Make sure to define bad channel (e.g. floating channels) and bad electrodes (e.g. broken shanks) before running the processing module (session.channelTags.Bad.channels and session.channelTags.Bad.electrodeGroups) as they have a negative effect on the determination of the reversal point of the sharp-wave.

Deep-superficial algorithm

The deep-superficial algorithm is built upon the reversal of the sharp-wave that happens together with the faster ripple oscillation (150Hz; see the figure below). In CA1, a sharp-wave occur together with the fast ripple oscillation and reverses across the pyramidal layer. The sharp-wave has a wider spatial span for depth-classification than the high frequency ripple, and works well for bilateral recordings. The polarity of the sharp-wave is determined from an interval before the average ripple peak at -40.8ms to -12.8ms, as this has shown to be rebust across species (rats and mice). The algorith will look for the point where the polarity of the sharp-wave flips. There is no sharp-wave on channels sitting in the cortex, and the polarity is zero. As you go down, channels will have an increasing positive sharp-wave polarity. The polarity of the sharp-wave peaks above or within the pyramidal layer, and reverses in the pyramidal layer. The algorith will only assign two labels: deep and superficial. Cortical channnels must be defined beforehand (session.channelTags.Cortical.electrodeGroups) or can be done in the GUI described below.

Implementation

The script below will create a file in the basepath with the classification: ‘sessionName.deepSuperficialfromRipple.channelinfo.mat’:

classification_DeepSuperficial(session);

Please see the description of input and related files here.

Using the graphical interface for curating deep-superficial assignments

  1. Launch the deep-superficial GUI providing the path to your data path_to_data and the basename (optional):
    gui_DeepSuperficial(path_to_data,basename)
    
  2. The interface shows you one electrode group at the time, and the average ripple response across the channels, aligned to the peak of the ripple.

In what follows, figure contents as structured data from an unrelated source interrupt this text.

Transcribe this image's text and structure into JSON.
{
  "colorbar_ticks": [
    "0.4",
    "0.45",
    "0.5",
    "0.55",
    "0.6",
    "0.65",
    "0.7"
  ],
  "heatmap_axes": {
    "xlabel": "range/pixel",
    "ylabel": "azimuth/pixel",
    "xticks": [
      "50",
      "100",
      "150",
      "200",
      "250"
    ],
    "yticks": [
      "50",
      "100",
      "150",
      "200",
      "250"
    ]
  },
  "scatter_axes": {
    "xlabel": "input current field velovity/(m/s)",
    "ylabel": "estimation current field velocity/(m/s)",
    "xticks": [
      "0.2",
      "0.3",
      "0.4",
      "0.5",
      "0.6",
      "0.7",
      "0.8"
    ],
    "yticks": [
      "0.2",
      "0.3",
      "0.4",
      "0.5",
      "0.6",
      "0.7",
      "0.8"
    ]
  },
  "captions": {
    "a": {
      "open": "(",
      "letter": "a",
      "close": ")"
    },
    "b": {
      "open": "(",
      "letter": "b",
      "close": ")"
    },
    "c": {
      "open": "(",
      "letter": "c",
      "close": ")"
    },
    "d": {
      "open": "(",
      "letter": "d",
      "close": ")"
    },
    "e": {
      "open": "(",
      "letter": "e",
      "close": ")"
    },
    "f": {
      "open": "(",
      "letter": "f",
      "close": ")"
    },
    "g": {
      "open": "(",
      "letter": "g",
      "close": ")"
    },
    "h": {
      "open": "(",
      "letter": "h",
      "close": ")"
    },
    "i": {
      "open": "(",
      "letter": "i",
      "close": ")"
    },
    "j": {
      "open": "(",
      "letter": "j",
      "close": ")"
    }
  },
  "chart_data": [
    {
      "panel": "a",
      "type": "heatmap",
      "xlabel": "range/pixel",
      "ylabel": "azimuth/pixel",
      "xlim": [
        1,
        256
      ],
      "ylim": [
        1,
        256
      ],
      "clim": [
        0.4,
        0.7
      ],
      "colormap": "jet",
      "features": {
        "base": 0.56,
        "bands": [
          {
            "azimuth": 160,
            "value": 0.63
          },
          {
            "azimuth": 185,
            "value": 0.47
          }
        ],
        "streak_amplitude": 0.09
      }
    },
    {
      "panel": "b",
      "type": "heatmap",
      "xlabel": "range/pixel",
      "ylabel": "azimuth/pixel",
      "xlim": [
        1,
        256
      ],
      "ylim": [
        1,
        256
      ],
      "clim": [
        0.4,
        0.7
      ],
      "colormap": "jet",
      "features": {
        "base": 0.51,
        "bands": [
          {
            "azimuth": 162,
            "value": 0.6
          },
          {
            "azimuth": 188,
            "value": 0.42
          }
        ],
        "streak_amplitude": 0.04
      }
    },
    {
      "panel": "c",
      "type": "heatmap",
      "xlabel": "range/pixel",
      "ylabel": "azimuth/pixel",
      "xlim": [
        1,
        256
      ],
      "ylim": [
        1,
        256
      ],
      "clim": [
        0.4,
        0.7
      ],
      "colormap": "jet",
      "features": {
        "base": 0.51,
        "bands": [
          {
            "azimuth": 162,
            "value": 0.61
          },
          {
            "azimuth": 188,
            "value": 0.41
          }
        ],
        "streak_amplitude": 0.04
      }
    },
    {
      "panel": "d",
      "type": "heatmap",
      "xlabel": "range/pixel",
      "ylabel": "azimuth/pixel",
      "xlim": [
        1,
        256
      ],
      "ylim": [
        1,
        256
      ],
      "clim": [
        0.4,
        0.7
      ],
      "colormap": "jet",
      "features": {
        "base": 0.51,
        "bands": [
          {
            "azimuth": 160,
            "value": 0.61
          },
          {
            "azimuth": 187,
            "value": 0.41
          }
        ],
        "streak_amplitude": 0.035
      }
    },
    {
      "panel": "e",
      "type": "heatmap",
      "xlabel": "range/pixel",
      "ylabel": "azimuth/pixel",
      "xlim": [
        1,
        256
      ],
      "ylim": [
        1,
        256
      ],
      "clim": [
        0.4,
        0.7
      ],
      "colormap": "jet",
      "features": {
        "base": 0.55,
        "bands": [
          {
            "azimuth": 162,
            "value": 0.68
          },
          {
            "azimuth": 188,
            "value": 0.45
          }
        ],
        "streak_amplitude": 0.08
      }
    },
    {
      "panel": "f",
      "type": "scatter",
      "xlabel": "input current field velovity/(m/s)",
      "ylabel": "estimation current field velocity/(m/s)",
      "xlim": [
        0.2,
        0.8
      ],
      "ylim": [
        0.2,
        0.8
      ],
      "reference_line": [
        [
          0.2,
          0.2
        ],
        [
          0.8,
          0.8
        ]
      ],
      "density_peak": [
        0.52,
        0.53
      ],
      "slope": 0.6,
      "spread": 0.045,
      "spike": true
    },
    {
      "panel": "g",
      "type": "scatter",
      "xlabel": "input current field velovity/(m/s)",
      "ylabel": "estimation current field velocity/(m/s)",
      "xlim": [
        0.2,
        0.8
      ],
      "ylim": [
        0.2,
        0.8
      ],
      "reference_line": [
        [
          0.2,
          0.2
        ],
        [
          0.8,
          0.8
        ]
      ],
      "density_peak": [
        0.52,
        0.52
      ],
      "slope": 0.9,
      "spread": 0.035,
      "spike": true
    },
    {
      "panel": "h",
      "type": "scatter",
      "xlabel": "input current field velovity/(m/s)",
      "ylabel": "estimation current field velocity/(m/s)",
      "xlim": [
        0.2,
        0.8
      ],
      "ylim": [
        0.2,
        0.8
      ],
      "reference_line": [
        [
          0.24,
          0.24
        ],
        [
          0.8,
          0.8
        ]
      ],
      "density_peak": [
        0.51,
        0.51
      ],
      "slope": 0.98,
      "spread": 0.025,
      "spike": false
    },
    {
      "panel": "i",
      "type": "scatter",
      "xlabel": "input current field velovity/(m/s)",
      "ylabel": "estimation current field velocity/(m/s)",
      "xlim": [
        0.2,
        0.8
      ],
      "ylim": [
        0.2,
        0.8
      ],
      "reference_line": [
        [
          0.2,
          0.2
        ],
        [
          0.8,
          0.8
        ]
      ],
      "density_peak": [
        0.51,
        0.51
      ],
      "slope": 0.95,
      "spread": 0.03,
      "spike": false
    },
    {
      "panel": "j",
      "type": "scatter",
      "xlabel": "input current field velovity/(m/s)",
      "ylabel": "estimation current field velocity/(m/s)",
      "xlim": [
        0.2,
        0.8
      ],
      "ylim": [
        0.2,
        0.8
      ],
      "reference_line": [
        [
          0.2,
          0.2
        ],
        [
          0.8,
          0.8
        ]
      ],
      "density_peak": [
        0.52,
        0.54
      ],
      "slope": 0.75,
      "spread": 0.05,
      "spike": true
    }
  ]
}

The channels are projected vertically according to their order within the electrode group (assumed to be sorted by vertical position on the shank). Ripples in CA1 consist of an approximately 150Hz oscillation and typically lasts for about 60-150ms (the fast oscillation observed across all the channels in the above screenshot). The traces are color-coded by their assignment (deep:blue, superficial: red; cortical:green, unknown: dark grey). The channel used for the ripple detection is highlighted in black.
  3. The left side of the graphical interface shows the polarity of the sharp-wave channel-wise as captured by the algorithm described in the previous section.
  4. Using the buttons at to bottom of the figure, you can assign depth classification (Unknown, Cortical, Deep or Superficial) to the whole electrode group, or a reversal channel. The value in session.analysisTags.probesVerticalSpacing is used as the vertical distance along the electrode.
  5. You can inspect the classification by going through each electrodes.

Launch the Deep-Superficial GUI directly from CellExplorer

  1. Launch CellExplorer
    cell_metrics = CellExplorer('metrics',cell_metrics); 
    
  2. From the top menu select Classification -> Adjust Deep-Superficial assignment for session. The deep-superficial data will now be loaded and the deep-superficial interface will be displayed.
  3. Adjust channel assignment using the mouse or the numeric keypad.
  4. Once done, simply close the figure.
  5. You will be prompted to save the manual curation. If you confirm, it will save the 'sessionName.deepSuperficialfromRipple.channelinfo.mat' to the data folder and update the units in the cell_metrics file as well.